What’s the rating?
These days, everything we do is rated, and that’s not necessarily a bad thing. Customers attempting to quantify what they most want out of a company is useful to everybody; the customer thinks more about what they want and the company learns more about how the customer sees them. But customers may not realize it works the other way. Lead scoring can be a useful tool to understand your customer base and push out better notifications to them, but only if you remember it’s not perfect, either.
What Is Lead Scoring?
Lead scoring is essentially rating each customer, or potential customer, along a certain set of criteria and seeing where they fall. How they score will dictate how you market to them. For example, if your score tells you they’re more likely to subscribe to a service over buying a product outright, then you’d gear your marketing towards that particular need of theirs.

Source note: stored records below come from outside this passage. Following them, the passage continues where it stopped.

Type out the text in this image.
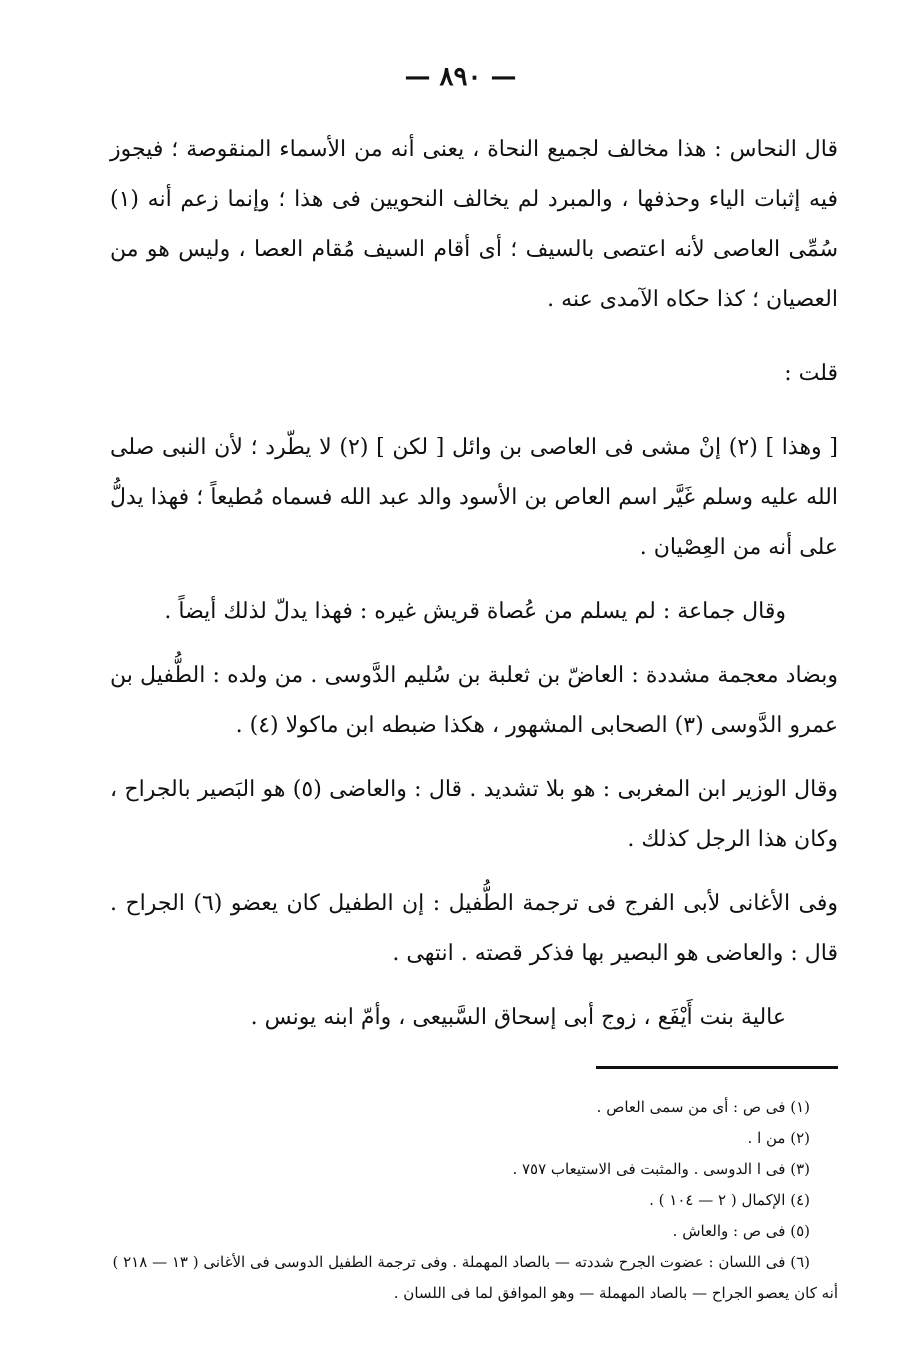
— ٨٩٠ —

قال النحاس : هذا مخالف لجميع النحاة ، يعنى أنه من الأسماء المنقوصة ؛ فيجوز فيه إثبات الياء وحذفها ، والمبرد لم يخالف النحويين فى هذا ؛ وإنما زعم أنه (١) سُمِّى العاصى لأنه اعتصى بالسيف ؛ أى أقام السيف مُقام العصا ، وليس هو من العصيان ؛ كذا حكاه الآمدى عنه .

قلت :

[ وهذا ] (٢) إنْ مشى فى العاصى بن وائل [ لكن ] (٢) لا يطّرد ؛ لأن النبى صلى الله عليه وسلم غَيَّر اسم العاص بن الأسود والد عبد الله فسماه مُطيعاً ؛ فهذا يدلُّ على أنه من العِصْيان .

وقال جماعة : لم يسلم من عُصاة قريش غيره : فهذا يدلّ لذلك أيضاً .

وبضاد معجمة مشددة : العاضّ بن ثعلبة بن سُليم الدَّوسى . من ولده : الطُّفيل بن عمرو الدَّوسى (٣) الصحابى المشهور ، هكذا ضبطه ابن ماكولا (٤) .

وقال الوزير ابن المغربى : هو بلا تشديد . قال : والعاضى (٥) هو البَصير بالجراح ، وكان هذا الرجل كذلك .

وفى الأغانى لأبى الفرج فى ترجمة الطُّفيل : إن الطفيل كان يعضو (٦) الجراح . قال : والعاضى هو البصير بها فذكر قصته . انتهى .

عالية بنت أَيْفَع ، زوج أبى إسحاق السَّبيعى ، وأمّ ابنه يونس .

(١) فى ص : أى من سمى العاص .
(٢) من ا .
(٣) فى ا الدوسى . والمثبت فى الاستيعاب ٧٥٧ .
(٤) الإكمال ( ٢ — ١٠٤ ) .
(٥) فى ص : والعاش .
(٦) فى اللسان : عضوت الجرح شددته — بالصاد المهملة . وفى ترجمة الطفيل الدوسى فى الأغانى ( ١٣ — ٢١٨ )
أنه كان يعصو الجراح — بالصاد المهملة — وهو الموافق لما فى اللسان .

There are all sorts of methods and applications when it comes to lead scoring, but for our purposes, it’s a tool to help you segment customers with your browser-based push notification campaign. A proper design will look at the data you have access to and will be tied to your goals and segments. Think about the different segments you have contrast with each other; what sorts a bargain hunter from a big spender on your site, aside from how much they spend at your store? Put one segment at one end of the scale and a completely different segment at the other end, then ask how you can fit them into a range, and you’ll have a good start.
That said, there are some drawbacks to lead scoring that you should know about. It’s a great tool, but so is a wrench, and you don’t use a wrench to pound nails.
What are your thoughts?
Use Lead Scoring The Smart Way
First, with lead scoring, remember that this is just a sorting tool, one of many and that it’s an arbitrary one you’ve designed. Especially with personalized methods like push notifications, where with the right data and automation you make each push a personal one, the lead scoring you create should be the start of how you understand your customer, not the end of it. Two people can buy the exact same product for wildly different reasons, and ignoring that is a good way to lose customers.
Second, there shouldn’t be a particular “value” to a score; if one lead pulls a 10 and somebody else pulls a 2, that should tell you there’s a different marketing approach, not to avoid the 2 at all costs. You might consider writing out your lead scoring scale to sort numbers into different categories to encourage staff to avoid this line of thinking.
Finally, be sure to pair lead scoring with other data and other tools to get the best possible picture of a customer. The more you learn and think about the needs of different groups of customers, the more it’s going to show in your marketing.